Com o estudo das questões agrárias e o processo de formação do campesinato brasileiro, bem como a modernização desigual da agricultura, é possível compreender melhor os conflitos agrários. Esses conflitos, muitas vezes sangrentos, envolvem não apenas camponeses, mas também posseiros, índios, garimpeiros e outros que lutam pela defesa do acesso à terra contra uma estrutura fundiária extremamente concentradora.

As lutas camponesas, particularmente aquelas lideradas pelo Movimento dos Trabalhadores Rurais Sem Terra (MST), não se concentram apenas na estrutura fundiária conservadora. Elas também questionam o poder dos grandes proprietários rurais, a lei obsoleta e injusta, e defendem contra as injustiças sociais do país. Portanto, a análise dessas lutas e conflitos é essencial para entender a dinâmica social e política do espaço agrário brasileiro.

A violência

A transição política do Brasil da ditadura militar (1964-1985) para a redemocratização na década de 1980 trouxe a questão agrária e os movimentos sociais de luta pela terra de volta ao centro do debate político. A violência no campo, marcada por opressão e injustiça, tem sido uma constante nas relações agrárias brasileiras. A luta por uma reforma agrária é vista não apenas como uma luta pelo direito à terra, mas também pelo direito a ser um cidadão respeitado e digno.

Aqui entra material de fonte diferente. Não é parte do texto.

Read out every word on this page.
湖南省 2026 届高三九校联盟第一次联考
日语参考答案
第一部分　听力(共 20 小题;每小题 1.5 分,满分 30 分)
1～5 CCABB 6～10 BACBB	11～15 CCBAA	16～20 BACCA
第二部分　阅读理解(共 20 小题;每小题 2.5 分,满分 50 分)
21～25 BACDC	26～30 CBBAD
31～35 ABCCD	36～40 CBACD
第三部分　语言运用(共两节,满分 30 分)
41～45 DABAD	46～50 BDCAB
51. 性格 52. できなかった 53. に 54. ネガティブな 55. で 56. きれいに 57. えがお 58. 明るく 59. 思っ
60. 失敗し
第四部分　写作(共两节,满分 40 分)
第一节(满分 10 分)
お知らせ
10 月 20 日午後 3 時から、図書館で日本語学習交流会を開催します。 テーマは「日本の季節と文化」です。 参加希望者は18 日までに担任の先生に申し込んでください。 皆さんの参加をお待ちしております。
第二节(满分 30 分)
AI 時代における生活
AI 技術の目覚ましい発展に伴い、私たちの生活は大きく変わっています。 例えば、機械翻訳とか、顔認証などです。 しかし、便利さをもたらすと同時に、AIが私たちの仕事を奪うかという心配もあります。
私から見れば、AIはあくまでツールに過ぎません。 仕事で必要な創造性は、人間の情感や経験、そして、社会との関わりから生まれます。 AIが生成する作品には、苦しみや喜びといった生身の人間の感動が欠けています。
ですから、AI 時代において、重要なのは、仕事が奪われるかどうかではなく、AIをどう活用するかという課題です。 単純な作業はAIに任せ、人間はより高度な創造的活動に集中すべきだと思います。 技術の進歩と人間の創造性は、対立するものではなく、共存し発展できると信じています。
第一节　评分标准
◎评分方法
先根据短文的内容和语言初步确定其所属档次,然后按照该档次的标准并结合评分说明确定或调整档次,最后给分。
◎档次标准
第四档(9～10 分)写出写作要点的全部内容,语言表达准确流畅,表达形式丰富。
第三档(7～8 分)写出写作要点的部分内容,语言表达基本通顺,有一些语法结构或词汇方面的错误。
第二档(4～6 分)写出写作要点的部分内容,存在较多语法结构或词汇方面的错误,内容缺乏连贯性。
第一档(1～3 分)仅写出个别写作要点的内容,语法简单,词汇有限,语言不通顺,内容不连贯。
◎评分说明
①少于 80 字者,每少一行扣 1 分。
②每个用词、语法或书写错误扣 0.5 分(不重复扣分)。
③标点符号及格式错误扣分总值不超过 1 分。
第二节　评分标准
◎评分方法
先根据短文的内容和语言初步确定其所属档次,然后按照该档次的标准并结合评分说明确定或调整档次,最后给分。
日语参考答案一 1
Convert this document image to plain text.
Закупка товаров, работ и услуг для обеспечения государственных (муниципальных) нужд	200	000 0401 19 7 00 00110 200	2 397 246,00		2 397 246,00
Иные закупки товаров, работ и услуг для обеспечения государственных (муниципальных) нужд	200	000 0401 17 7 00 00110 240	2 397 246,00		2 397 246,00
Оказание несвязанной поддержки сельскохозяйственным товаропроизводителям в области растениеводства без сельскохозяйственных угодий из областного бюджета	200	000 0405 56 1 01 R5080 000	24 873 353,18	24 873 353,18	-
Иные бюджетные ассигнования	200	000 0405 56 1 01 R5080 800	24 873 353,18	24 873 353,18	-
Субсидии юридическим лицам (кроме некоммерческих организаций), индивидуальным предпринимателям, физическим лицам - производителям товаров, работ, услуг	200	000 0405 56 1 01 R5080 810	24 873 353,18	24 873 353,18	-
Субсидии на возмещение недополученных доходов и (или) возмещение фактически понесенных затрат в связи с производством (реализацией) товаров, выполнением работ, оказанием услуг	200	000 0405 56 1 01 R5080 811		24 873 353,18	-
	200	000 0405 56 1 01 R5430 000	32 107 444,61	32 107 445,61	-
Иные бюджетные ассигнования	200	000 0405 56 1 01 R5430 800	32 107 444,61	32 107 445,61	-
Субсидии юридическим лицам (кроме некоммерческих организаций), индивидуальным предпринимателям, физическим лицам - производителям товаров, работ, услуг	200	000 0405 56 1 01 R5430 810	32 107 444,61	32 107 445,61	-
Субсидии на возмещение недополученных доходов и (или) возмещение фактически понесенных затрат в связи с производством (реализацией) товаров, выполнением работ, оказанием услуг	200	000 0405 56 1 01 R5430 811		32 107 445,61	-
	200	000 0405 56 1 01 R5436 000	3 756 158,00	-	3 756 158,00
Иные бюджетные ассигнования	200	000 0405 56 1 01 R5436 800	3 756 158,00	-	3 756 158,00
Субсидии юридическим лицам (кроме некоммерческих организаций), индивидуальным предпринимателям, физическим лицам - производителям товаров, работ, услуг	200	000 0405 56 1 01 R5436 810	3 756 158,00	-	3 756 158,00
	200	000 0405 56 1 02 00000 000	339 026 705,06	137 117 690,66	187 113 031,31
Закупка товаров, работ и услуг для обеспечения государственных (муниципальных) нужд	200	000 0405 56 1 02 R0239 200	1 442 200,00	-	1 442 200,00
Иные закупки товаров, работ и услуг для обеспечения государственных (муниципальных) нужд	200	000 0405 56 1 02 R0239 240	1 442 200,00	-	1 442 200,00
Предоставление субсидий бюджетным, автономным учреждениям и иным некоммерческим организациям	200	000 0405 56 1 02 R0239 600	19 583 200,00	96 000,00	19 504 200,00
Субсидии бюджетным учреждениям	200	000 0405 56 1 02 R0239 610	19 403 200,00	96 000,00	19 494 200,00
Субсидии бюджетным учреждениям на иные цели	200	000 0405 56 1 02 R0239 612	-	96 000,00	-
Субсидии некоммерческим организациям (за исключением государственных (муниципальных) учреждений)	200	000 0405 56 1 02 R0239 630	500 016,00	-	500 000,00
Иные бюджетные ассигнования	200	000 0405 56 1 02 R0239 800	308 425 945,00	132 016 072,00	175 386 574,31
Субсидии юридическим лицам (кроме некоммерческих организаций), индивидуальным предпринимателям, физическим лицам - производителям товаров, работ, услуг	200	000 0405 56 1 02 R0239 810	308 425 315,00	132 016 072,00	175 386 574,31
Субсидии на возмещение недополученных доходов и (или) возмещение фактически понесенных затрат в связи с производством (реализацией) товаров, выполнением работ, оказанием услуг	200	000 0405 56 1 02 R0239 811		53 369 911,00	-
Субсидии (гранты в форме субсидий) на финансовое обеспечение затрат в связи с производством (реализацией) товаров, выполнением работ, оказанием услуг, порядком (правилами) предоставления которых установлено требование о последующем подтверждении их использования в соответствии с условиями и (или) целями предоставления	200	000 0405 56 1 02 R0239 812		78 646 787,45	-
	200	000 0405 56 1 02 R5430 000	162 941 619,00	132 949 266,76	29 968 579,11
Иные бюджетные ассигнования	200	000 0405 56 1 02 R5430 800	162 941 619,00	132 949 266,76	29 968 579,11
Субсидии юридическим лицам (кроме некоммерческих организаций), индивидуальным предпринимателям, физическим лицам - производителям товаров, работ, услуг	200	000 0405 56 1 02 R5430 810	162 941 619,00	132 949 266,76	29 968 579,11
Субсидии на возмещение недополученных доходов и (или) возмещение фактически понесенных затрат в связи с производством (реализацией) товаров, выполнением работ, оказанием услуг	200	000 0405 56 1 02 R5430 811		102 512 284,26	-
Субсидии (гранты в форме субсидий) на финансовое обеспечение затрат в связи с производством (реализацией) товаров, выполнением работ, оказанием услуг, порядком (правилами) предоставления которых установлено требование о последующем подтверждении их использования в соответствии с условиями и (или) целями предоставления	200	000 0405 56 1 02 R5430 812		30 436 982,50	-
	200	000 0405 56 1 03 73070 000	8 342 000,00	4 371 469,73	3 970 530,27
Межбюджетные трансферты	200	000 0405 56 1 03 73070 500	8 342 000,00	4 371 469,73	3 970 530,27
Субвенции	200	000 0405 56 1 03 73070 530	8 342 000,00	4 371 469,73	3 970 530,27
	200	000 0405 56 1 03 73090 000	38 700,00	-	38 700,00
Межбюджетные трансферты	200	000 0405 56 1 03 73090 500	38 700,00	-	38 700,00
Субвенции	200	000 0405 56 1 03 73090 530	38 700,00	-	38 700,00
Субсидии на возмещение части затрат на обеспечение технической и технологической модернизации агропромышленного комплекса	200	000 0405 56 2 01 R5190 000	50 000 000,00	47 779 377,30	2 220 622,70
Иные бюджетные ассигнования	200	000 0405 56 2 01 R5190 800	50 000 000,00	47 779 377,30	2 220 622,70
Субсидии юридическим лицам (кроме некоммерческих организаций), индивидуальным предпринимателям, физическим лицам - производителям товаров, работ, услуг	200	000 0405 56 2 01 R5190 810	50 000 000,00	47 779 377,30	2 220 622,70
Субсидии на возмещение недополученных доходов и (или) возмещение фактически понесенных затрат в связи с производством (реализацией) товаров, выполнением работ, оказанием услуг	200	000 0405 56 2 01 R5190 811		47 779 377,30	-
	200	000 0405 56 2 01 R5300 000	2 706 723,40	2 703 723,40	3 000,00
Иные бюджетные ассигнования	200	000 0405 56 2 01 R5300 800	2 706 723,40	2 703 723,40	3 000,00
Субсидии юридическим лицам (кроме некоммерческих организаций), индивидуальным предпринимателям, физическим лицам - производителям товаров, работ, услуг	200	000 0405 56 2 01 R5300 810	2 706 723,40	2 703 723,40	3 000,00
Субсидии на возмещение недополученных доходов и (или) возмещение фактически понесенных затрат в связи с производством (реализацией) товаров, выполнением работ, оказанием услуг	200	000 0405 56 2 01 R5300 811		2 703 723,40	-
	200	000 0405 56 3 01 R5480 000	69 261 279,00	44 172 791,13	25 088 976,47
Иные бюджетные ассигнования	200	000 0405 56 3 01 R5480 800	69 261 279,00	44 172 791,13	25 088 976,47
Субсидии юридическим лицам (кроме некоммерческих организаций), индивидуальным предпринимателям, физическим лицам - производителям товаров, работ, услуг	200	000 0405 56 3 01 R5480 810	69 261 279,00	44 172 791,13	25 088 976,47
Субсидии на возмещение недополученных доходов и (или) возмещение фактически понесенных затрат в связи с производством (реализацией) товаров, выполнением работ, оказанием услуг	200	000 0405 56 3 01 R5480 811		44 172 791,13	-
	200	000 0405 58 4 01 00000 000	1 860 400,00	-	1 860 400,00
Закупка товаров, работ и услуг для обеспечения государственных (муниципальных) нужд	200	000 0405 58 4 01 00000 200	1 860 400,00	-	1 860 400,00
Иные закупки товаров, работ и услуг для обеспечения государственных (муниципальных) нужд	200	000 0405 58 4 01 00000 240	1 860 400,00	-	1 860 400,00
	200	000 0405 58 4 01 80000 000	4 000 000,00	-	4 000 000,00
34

A maneira como os trabalhadores rurais são vistos pode estar relacionada ao modelo de produção econômica implantado no Brasil colonial, onde a mão-de-obra na agricultura era escrava. Mesmo após a abolição da escravidão em 1888, os costumes e tratamentos ainda são encontrados em várias propriedades rurais do país, incluindo a ocorrência de trabalho semi-escravo.

Durante a ditadura militar, o governo criou o Estatuto da Terra para diminuir a tensão no campo, que preconizava uma redistribuição da terra. No entanto, o Estatuto acabou dando direito de posse àqueles que já estavam ocupando terras devolutas, e não redistribuindo para aqueles que ainda não tinham direito à terra.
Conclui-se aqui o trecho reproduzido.